Como diminuir a curva de aprendizado em hernioplastia inguinal minimamente invasiva - Uma revisão sistemática

"Quem vai arcar com a curva de aprendizado do procedimento cirúrgico? O paciente?"

O reparo da hérnia inguinal é um dos procedimentos cirúrgicos mais comuns, com cerca de 20 milhões de casos realizados anualmente em todo o mundo. Desde a introdução da videocirurgia como técnica representativa dos princípios da mínima invasão cirúrgica, a hernioplastia inguinal por videolaparoscopia tem se tornado o padrão ouro para o tratamento das hérnias da região ínguino-crural. Amplamente aceita como uma opção terapêutica segura e eficaz, a técnica apresenta bons resultados, em especial, referentes à qualidade de vida pós-operatória dos pacientes. No entanto, a sua disseminação segue lenta em uma comunidade cirúrgica composta por cirurgiões acostumados a realizar herniorrafias abertas por acesso anterior. Isso provavelmente se deve à íngreme curva de aprendizado percebida, com base na natureza tecnicamente exigente da hernioplastia inguinal videolaparoscópica combinada com uma visão desconhecida da anatomia pré-peritoneal. Além disso, a implementação deste tipo de reparo em programas de educação cirúrgica tem sido limitada, conforme evidenciado pelas taxas abaixo do ideal de médicos residentes que realizam esse procedimento durante o seu período de formação. O reparo videolaparoscópico requer competência técnica em dissecção pré-peritoneal, manipulação do saco herniário com as duas mãos, bem como colocação de uma tela relativamente grande em um campo de trabalho estreito, evitando nervos e vasos, alguns de grande calibre. Por isso, muitos cirurgiões classificam a hernioplastia inguinal videolaparoscópica como um procedimento avançado.

Conceitualmente, curva de aprendizado em cirurgia se refere ao número de procedimentos necessários para adquirir conhecimento adequado e tornar-se proficiente na realização da cirurgia, representado pela estabilização dos tempos operatórios e no estabelecimento de resultados aceitáveis para o paciente. Diretrizes, como por exemplo, da European Hernia Society, sugerem que a curva de aprendizado para reparos videolaparoscópicos de hérnia inguinal está entre 50 e 100 procedimentos. Uma compreensão dessa curva de aprendizado pode permitir um melhor planejamento e implementação de programas de ensino para esse procedimento.

  Autores australianos publicaram recentemente revisão sistemática avaliando as evidências atuais relacionadas à curva de aprendizado da hernioplastia inguinal por videolaparoscopia (Sivakumar J, Chen Q, Hii MW, Cullinan M, Choi J, Steven M, Crosthwaite G. Learning curve of laparoscopic inguinal hérnia repair: systematic review, meta-analysis, and meta-regression.

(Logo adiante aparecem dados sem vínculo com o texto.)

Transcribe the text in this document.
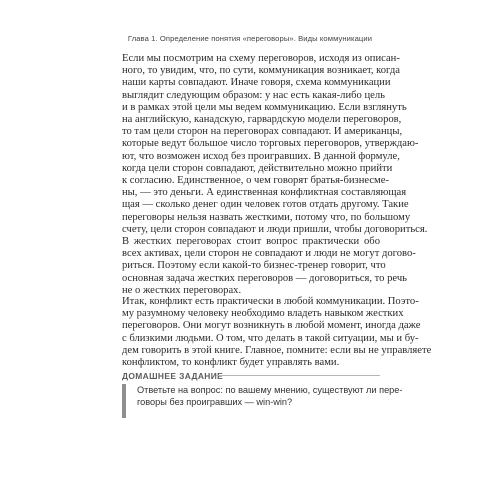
Глава 1. Определение понятия «переговоры». Виды коммуникации
Если мы посмотрим на схему переговоров, исходя из описан-
ного, то увидим, что, по сути, коммуникация возникает, когда
наши карты совпадают. Иначе говоря, схема коммуникации
выглядит следующим образом: у нас есть какая-либо цель
и в рамках этой цели мы ведем коммуникацию. Если взглянуть
на английскую, канадскую, гарвардскую модели переговоров,
то там цели сторон на переговорах совпадают. И американцы,
которые ведут большое число торговых переговоров, утверждаю-
ют, что возможен исход без проигравших. В данной формуле,
когда цели сторон совпадают, действительно можно прийти
к согласию. Единственное, о чем говорят братья-бизнесме-
ны, — это деньги. А единственная конфликтная составляющая
щая — сколько денег один человек готов отдать другому. Такие
переговоры нельзя назвать жесткими, потому что, по большому
счету, цели сторон совпадают и люди пришли, чтобы договориться.
В жестких переговорах стоит вопрос практически обо
всех активах, цели сторон не совпадают и люди не могут догово-
риться. Поэтому если какой-то бизнес-тренер говорит, что
основная задача жестких переговоров — договориться, то речь
не о жестких переговорах.
Итак, конфликт есть практически в любой коммуникации. Поэто-
му разумному человеку необходимо владеть навыком жестких
переговоров. Они могут возникнуть в любой момент, иногда даже
с близкими людьми. О том, что делать в такой ситуации, мы и бу-
дем говорить в этой книге. Главное, помните: если вы не управляете
конфликтом, то конфликт будет управлять вами.
ДОМАШНЕЕ ЗАДАНИЕ
Ответьте на вопрос: по вашему мнению, существуют ли пере-
говоры без проигравших — win-win?
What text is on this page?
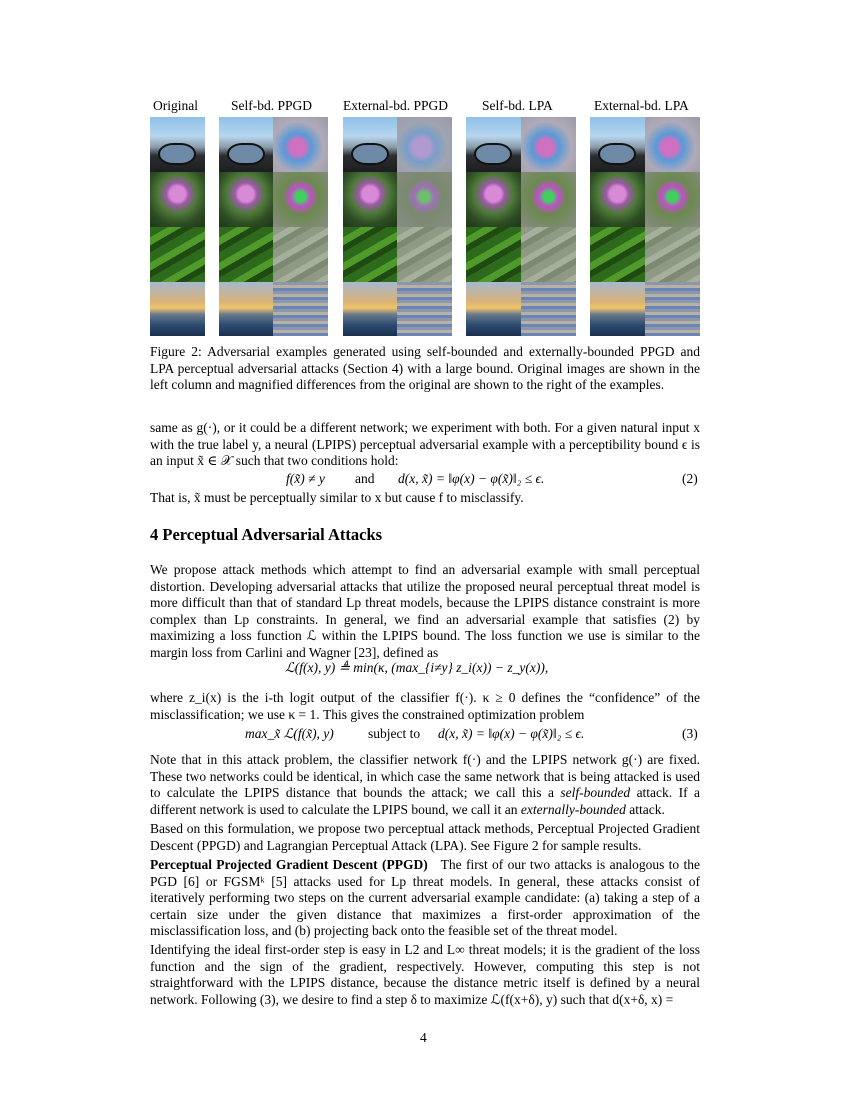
Original Self-bd. PPGD External-bd. PPGD	Self-bd. LPA	External-bd. LPA
Figure 2: Adversarial examples generated using self-bounded and externally-bounded PPGD and LPA perceptual adversarial attacks (Section 4) with a large bound. Original images are shown in the left column and magnified differences from the original are shown to the right of the examples.
same as g(·), or it could be a different network; we experiment with both. For a given natural input x with the true label y, a neural (LPIPS) perceptual adversarial example with a perceptibility bound ϵ is an input x̃ ∈ 𝒳 such that two conditions hold:
f(x̃) ≠ y and d(x, x̃) = ‖φ(x) − φ(x̃)‖₂ ≤ ϵ.	(2)
That is, x̃ must be perceptually similar to x but cause f to misclassify.
4 Perceptual Adversarial Attacks
We propose attack methods which attempt to find an adversarial example with small perceptual distortion. Developing adversarial attacks that utilize the proposed neural perceptual threat model is more difficult than that of standard Lp threat models, because the LPIPS distance constraint is more complex than Lp constraints. In general, we find an adversarial example that satisfies (2) by maximizing a loss function ℒ within the LPIPS bound. The loss function we use is similar to the margin loss from Carlini and Wagner [23], defined as
ℒ(f(x), y) ≜ min(κ, (max_{i≠y} z_i(x)) − z_y(x)),
where z_i(x) is the i-th logit output of the classifier f(·). κ ≥ 0 defines the “confidence” of the misclassification; we use κ = 1. This gives the constrained optimization problem
max_x̃ ℒ(f(x̃), y)	subject to d(x, x̃) = ‖φ(x) − φ(x̃)‖₂ ≤ ϵ.	(3)
Note that in this attack problem, the classifier network f(·) and the LPIPS network g(·) are fixed. These two networks could be identical, in which case the same network that is being attacked is used to calculate the LPIPS distance that bounds the attack; we call this a self-bounded attack. If a different network is used to calculate the LPIPS bound, we call it an externally-bounded attack.
Based on this formulation, we propose two perceptual attack methods, Perceptual Projected Gradient Descent (PPGD) and Lagrangian Perceptual Attack (LPA). See Figure 2 for sample results.
Perceptual Projected Gradient Descent (PPGD) The first of our two attacks is analogous to the PGD [6] or FGSMᵏ [5] attacks used for Lp threat models. In general, these attacks consist of iteratively performing two steps on the current adversarial example candidate: (a) taking a step of a certain size under the given distance that maximizes a first-order approximation of the misclassification loss, and (b) projecting back onto the feasible set of the threat model.
Identifying the ideal first-order step is easy in L2 and L∞ threat models; it is the gradient of the loss function and the sign of the gradient, respectively. However, computing this step is not straightforward with the LPIPS distance, because the distance metric itself is defined by a neural network. Following (3), we desire to find a step δ to maximize ℒ(f(x+δ), y) such that d(x+δ, x) =
4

Surg Endosc. 2022 Nov 23). O objetivo principal do estudo foi identificar o número de casos necessários para atingir a competência técnica. O objetivo secundário foi comparar os resultados entre aqueles cirurgiões que estão em fase de aprendizado (residentes) e aqueles mais experientes na realização do procedimento. Os autores analisaram 22 estudos publicados em bases de dados científicas. O número previsto de casos para atingir proficiência cirúrgica em 2020 foi de 32,5. A meta-análise dos dados coletados concluiu que os cirurgiões em fase de aprendizado podem apresentar uma taxa maior de conversões para cirurgia aberta (Odds Ratio 4,43), complicações pós-operatórias (OR 1,61) e recorrências (OR 1,32).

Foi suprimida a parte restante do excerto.